I’m often jealous of London tourists. They’re able to see my home city through joy-filled, unjaded eyes: to truly be awestruck by the grandeur of the Houses of Parliament and St Paul’s; to stop on the Millennium Bridge and stare in wonder at a capital split in two by the mighty Thames; to look upon the heaving streets around Leicester Square without scorn.
If familiarity doesn’t quite breed contempt, it certainly breeds apathy. Living in London for 13 years, my relationship with it could generally be summed up thus: shrug. Sure, I know that, in theory, it’s one of the most exciting capital cities in the world. In practice, I’ve become somewhat desensitised to its charms, and spent much of the last decade treading the same well-worn routes to work/friends’ houses/my local. We’re in the long-term relationship phase where, after such a long period of knowing each other intimately, it takes a lot to jolt you out of your torpor and really see the other party.
But, having recently upped sticks and moved to the coast, it’s possible that I’ll be able to see the capital with fresh eyes. It is with this tentative hope in my heart that I rock up to Battersea Power Station, glossily redeveloped and relaunched last month after languishing for nigh-on 40 years. Surrounded by luxe apartment complexes, the Grade II listed building’s striking facade is as impressive as ever, the distinctive chimneys lit up a pleasing shade of turquoise blue as I approach from the its namesake Tube station, which opened to much fanfare last year.
Inside the refurbished structure itself, open to the public since 14 October 2022, shiny new shops, cafes, bars and restaurants jostle with a cinema and theatre, and the part I’m here to try: Lift 109.
The lift emerges and we all gasp in wonder, involuntarily letting out a ‘wooooowwww’ in unison
It’s a new attraction offering that most coveted of city experiences - expansive views from on high. To ensure it really does feel like an “experience”, other elements have been created to give context before you get to the main event. It starts in the Power Station’s grand, Art Deco Turbine Hall, where various interactive digital displays give a sense of the building’s history, from when the set of two interconnected working coal-fired power plants were built between 1929-1941, to its official shut down in 1983. (My favourite takeaway: feral cats used to prowl the turbine hall catching mice, and went “crazy” whenever the machines powered down because of the sudden silence.)
Next it’s into an antechamber, where colourful projections swoop around the walls, some of them interactive, with patterns that move in line with you. It switches from scarlet sparks to blue and white lights and is, all-in-all, a not unpleasant way to spend five minutes. Then comes the first lift - not particularly sexy, this one, being all function, to whip guests up to the 12th floor. From here, rust-coloured, industrial-looking spiral stairs take you higher.

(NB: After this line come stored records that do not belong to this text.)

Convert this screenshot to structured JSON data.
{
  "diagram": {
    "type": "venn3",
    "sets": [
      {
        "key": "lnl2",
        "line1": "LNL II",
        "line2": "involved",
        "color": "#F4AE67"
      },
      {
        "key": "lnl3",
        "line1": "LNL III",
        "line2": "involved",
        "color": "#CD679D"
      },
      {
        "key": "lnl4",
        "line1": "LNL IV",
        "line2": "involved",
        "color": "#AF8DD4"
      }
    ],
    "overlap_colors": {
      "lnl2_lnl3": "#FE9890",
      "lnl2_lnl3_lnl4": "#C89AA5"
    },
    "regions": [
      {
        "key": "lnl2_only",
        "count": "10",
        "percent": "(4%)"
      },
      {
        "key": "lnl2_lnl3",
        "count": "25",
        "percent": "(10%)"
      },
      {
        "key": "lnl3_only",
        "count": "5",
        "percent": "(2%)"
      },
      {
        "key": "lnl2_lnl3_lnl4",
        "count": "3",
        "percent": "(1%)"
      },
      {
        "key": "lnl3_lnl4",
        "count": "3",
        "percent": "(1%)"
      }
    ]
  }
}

And then, at last, the star of the show: a circular glass elevator, reminiscent of the one in Charlie and the Chocolate factory, which ascends the last bit, up to the top of the refurbished north-west chimney. The lift ceiling is glass, too, and the way to the top illuminated by spheres of dazzling light guiding the upward trajectory while a soundtrack of a quickening, pulsating beats builds in the background. The lift emerges from the shaft and we all gasp in wonder, involuntarily letting out a “wooooowwww” in unison as London in 360-degree splendour is revealed.

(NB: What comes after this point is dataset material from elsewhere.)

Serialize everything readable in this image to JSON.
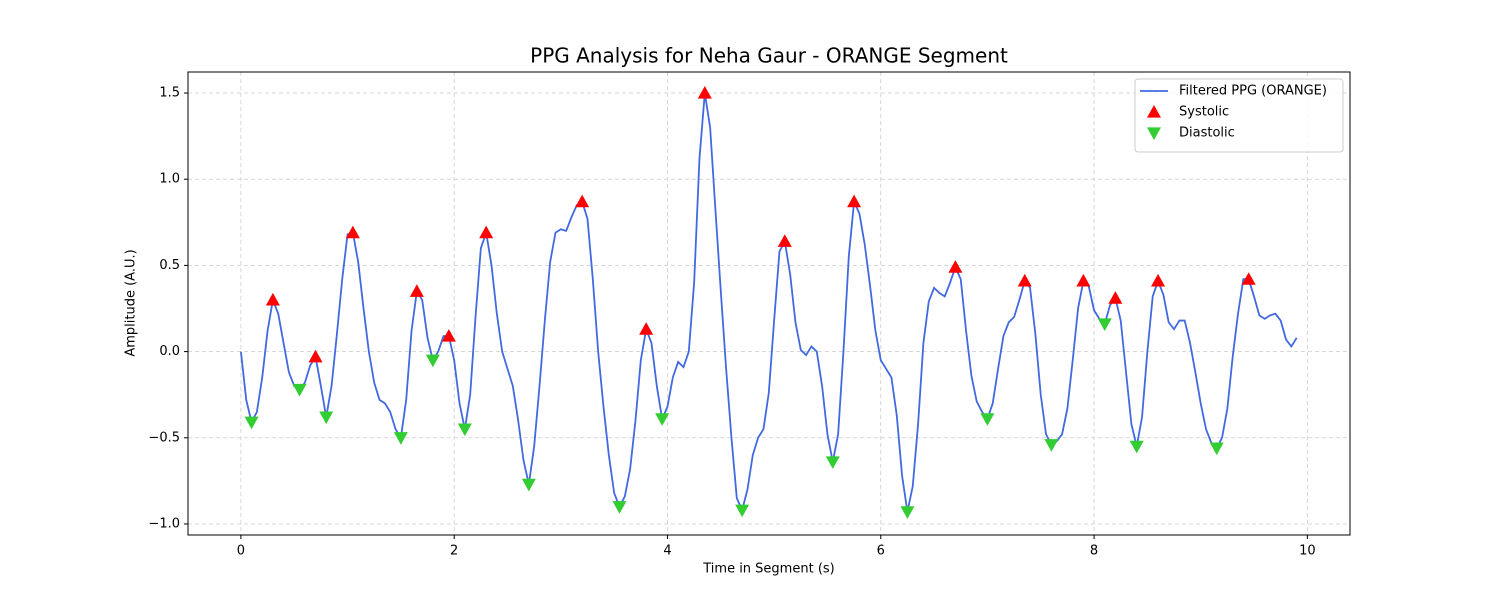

I’ll admit it: I am as stunned as anyone. The full wraparound view of the city at night from a totally new perspective is much more impressive than I ever could have imagined. The bridges, all lit up in twinkling, golden lights; the Thames, dark and mysterious and seeming much wider from this vantage; the landmark spotting (look! There’s the Shard! The London Eye!). And the power station itself adds something special - the other lofty chimneys framing the city from different angles.
The lift’s name of 109 refers to its height - we’re seeing London spread out before us from 109m high. We have seven and a half minutes up here to drink it in, make our circuits, try (and largely fail) to take pictures that show the incredible view, rather than the reflections of our own phones.
And then it’s over: back down we go, first in the magic lift, then the less glamorous version. There’s only the ubiquitous gift shop to be navigated before we’re back in the turbine hall, from where I’ll be heading off and tramping the warren of London’s Underground once more. In 20 minutes, I’ll be grumbling anew about being too sweaty on the Tube. But for now, I hold onto this moment; because for now, I am looking at my city with the joy-filled, unjaded eyes of a tourist. For now, I am jolted out of my torpor, and I finally see London once again - and she looks pretty darn good.